Old Habits, easy to break?

Yeah, when something major happens to you, to your body, to a loved one…old habits are easy to break. When you value your life and those around you, its not all that difficult.

For me, it was a heart attack, only it wasn’t a heart attack since it was on the wrong side of my body. I woke up in the middle of the night and it felt like someone stabbed me under my right shoulder blade. I laid there uncomfortably and decided to get up and take a Tylenol. When I stood up, I dropped to my knees and then to the floor seized in pain. I painfully groaned to my wife for help. She helped me get going and opened the hatch in the car and I laid in the back. We rushed to the Emergency Room. ER’s aren’t fun at all. The staff there seemed to be numb to pain since they see so much of it. I waited for what seemed like an eternity for someone to help me. I was triaged as a lower priority I suppose. I can’t imagine if I was really having a heart attack. I’d probably have to pass out or writhe on the floor for help. I was finally admitted to a room and waited even longer. The doctor came in and looked at my history. I have had chronic back pain, so he didn’t even really diagnose me. He just gave me something for back spasms.

So I followed up with my own doctor and I was diagnosed with a gall bladder attack. My wife had already had hers taken out, so that’s the direction I was headed (only I kept it, more on that later). They ran my blood work and I had lipids out of control (not the good kind) and fatty liver disease.

What is strange about this is that I was active. VERY active! I ran ultramarathons. I was doing CrossFit on my own. I did powerlifting. I felt I had all my bases covered.

What I didn’t have covered was my diet. I figured, I ran 6 hours at a time; I could eat what I wanted. I was benching 315 pounds and squatting 405. I was the epitome of health for my age. And I thought I had good genetics. My grandpa drank and smoked all his life and lived to his late 80’s. When we had chili at his house, it came wrapped in butcher paper and looked like a slab of fatty meat. Then it melted in the pan as you cooked it. I was rebellious in thinking that I didn’t need to diet.

So my reason for writing is not to tell you what I changed. I am trying to tell you that I needed to change my way of thinking about diets. I see others in the same predicament. I see some who only diet and don’t do exercise. The two go together. Before something bad happens to you, please make the changes in both diet and exercise. The right changes. I saw this commercial yesterday for a device that you stand on and twist side to side. I see juicing diets and other fads. Believe me, that’s not that way to go. Educated yourself and do the hard work of finding what really works.

More to come on my journey.
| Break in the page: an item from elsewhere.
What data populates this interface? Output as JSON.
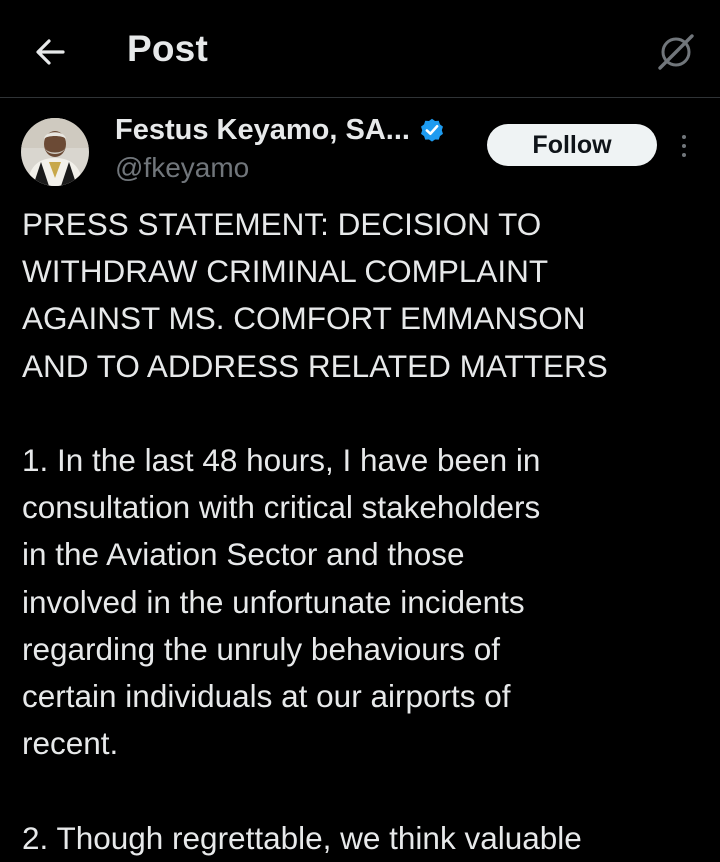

I keep learning and this process keeps changing. Do something for yourself before the Old Habits are broken for you.

5 thoughts on “Old Habits, easy to break?”

  1. I don’t like this post as an ER nurse. I agree we have become a shame to our profession. So many uncaring people. They see one thing in a chart, and automatically that’s what’s wrong. I like this post because I understand. I, too, face similar issues in a profession I’ve been proud of over 20 years. Such crass, unobservant, non-listening providers should be called out. I’m sorry on behalf of my profession, and hope they get to the root of your WARNING signs. I absolutely love your posts and outlooks on life, and am trying to learn yoga and meditation……..maybe I won’t kill a doctor or a co-worker haha. Be blessed. Be well. Namaste.


    1. I don’t say this lightly. I have two yoga students who are ER nurses. And I highly respect what they, and you, do. But I can’t lie that this was my experience. It was unfortunate for me. It wasn’t a simple diagnosis. I know how it works. But I was one that was looked over.

      Liked by 1 person

      1. You are correct. I’ve done this job for years. Trauma, ER and Flight nursing. I have watched as the new residents roll in and the “old” attending’s just “throw them to the wolves” so to speak. I’ve seen residents learn more off nurses than doctors. There lies in a new problem. New nurses are not taught IV skills, critical thinking skills, nor patient empathy. It’s unfortunate for you to have experienced that. We should ALL try to exceed people’s expectations in all of our chosen career fields. Money means nothing if you hate where you work. This job, hating where you work can mean all the difference between a life saved and a life lost. I’m so sorry this was your experience, but scream it from the roof tops. It needs to change. Humbly, namaste.

        Liked by 1 person

      2. This sounds just like the Army. New lieutenants either listen and learn from their sergeants under them or they crash and burn. I wish you much success in developing those in your profession. Namaste!